Claire's take on trends in the web collaboration market started with a statement that basic functionality of sharing slides and applications (desktop) and whiteboarding is pretty much a commodity and all the big names handle that just fine. [I have my preferences on specific functionality within those basics... for instance, support of slide animations and transitions varies greatly]. She put a premium on the ability of users to quickly and easily start a conference from within their normal workflow, without having to fire up a specialized application as a separate activity.
She also saw differentiation in the ease of navigation through the user interface, depth of integration with other applications, ability to record/save/edit/replay a meeting, and support for multimedia. My personal take would echo most of these differentiators with the obvious addition of cost (she chose not to incorporate cost as a ranking factor). Although recording is not a big concern for most in-house meetings, it does come up with HR, legal, or financial topics to cover the company.
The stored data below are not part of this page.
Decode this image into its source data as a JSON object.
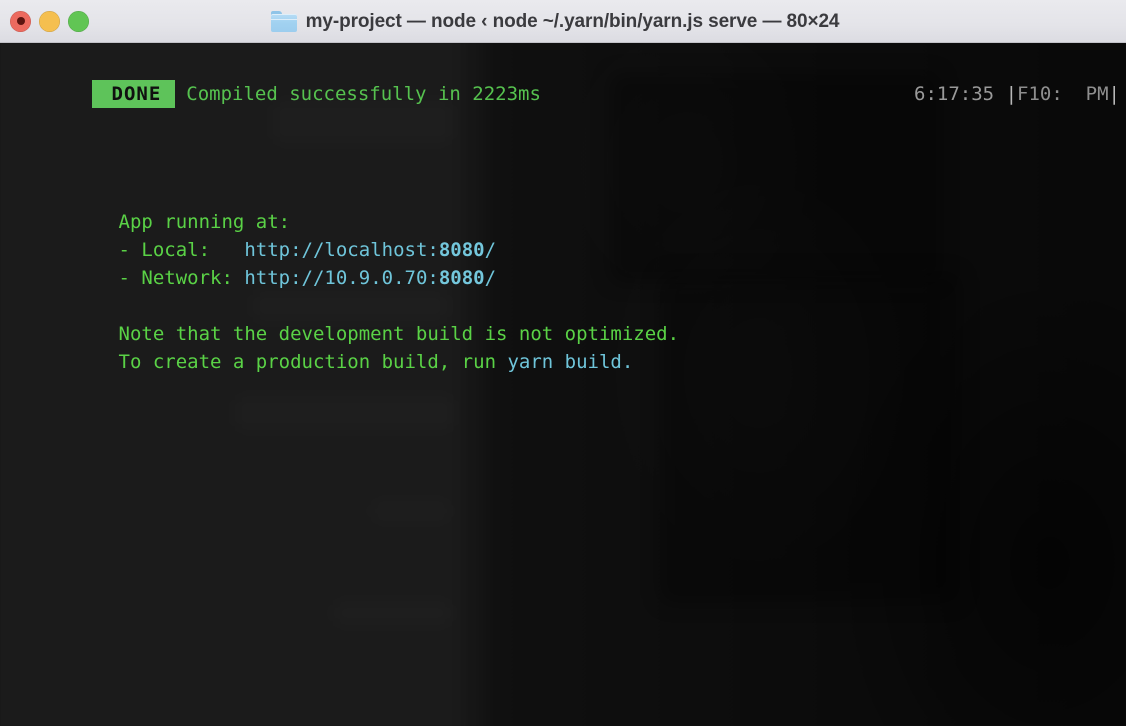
{
  "window": {
    "title": "my-project — node ‹ node ~/.yarn/bin/yarn.js serve — 80×24",
    "folder_icon": "folder-icon",
    "traffic_lights": {
      "close": "close-button",
      "minimize": "minimize-button",
      "zoom": "zoom-button"
    }
  },
  "terminal": {
    "columns": 80,
    "rows": 24,
    "status_line": {
      "badge": "DONE",
      "message": "Compiled successfully in 2223ms",
      "clock": "6:17:35",
      "right_marker_left": "|",
      "right_marker_text": "F10:  PM",
      "right_marker_right": "|"
    },
    "lines": {
      "app_running": "App running at:",
      "local_label": "- Local:   ",
      "local_url_prefix": "http://localhost:",
      "local_port": "8080",
      "local_url_suffix": "/",
      "network_label": "- Network: ",
      "network_url_prefix": "http://10.9.0.70:",
      "network_port": "8080",
      "network_url_suffix": "/",
      "note_line": "Note that the development build is not optimized.",
      "build_line_prefix": "To create a production build, run ",
      "build_command": "yarn build."
    }
  },
  "colors": {
    "badge_bg": "#5ec35a",
    "green_text": "#56c24f",
    "cyan_text": "#6fc5da",
    "gray_text": "#9a9a9a",
    "terminal_bg": "#141414",
    "titlebar_bg": "#e4e4e9"
  }
}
I think most enterprise conferencing software selectors put a premium on a zero learning curve product. If you have 10,000 employees in your company, training costs and interruption to work to learn a new product far outweigh licensing costs. In this respect, I would have placed Elluminate farther down the list, as it has a complex ramp-up and usually requires more formal training. The product was designed for specialized online educational applications and I would be surprised to find it chosen very often as a standalone online meeting utility.
Claire's trends for the future included:
- Enterprises moving to multimedia conferences
- Voice and data over IP converging
- Usability improving, with one-click web conferences the norm
- Web conferencing integrating with desktop applications and business processes to disappear as a separate standalone application
- Differentiation moving beyond features to focus on usability, price, and service [which was not covered in her ranking criteria]
- Security and reliability improving
- Movement toward one--price integrated conferencing
She also posited a future where the use of web conferencing will far exceed the frequency of today's face to face (F2F) meetings. Interaction and presentation features like application sharing, virtual labs, and video will provide a richer user experience than a live F2F meeting.
Claire urged companies looking at web conferencing to think about its impact on and use by not only internal employees, but customers, partners, and suppliers as well. She thinks this is the year to lay down a serious action plan to incorporate the technology into overall enterprise business communications.
WebEx plans to make the recording of the webinar available on their site in the near future. If they don't restructure their site, you'll probably be able to get to it through this link to recorded events.
UPDATE: WebEx followed through per good practices on a webinar. They sent out a "thank you for attending" email with a direct link to the webinar recording, a copy of the graph ranking the surveyed vendors on Claire's Forrester Wave diagram, and a copy of the WebEx evaluation scorecard from the Forrester study.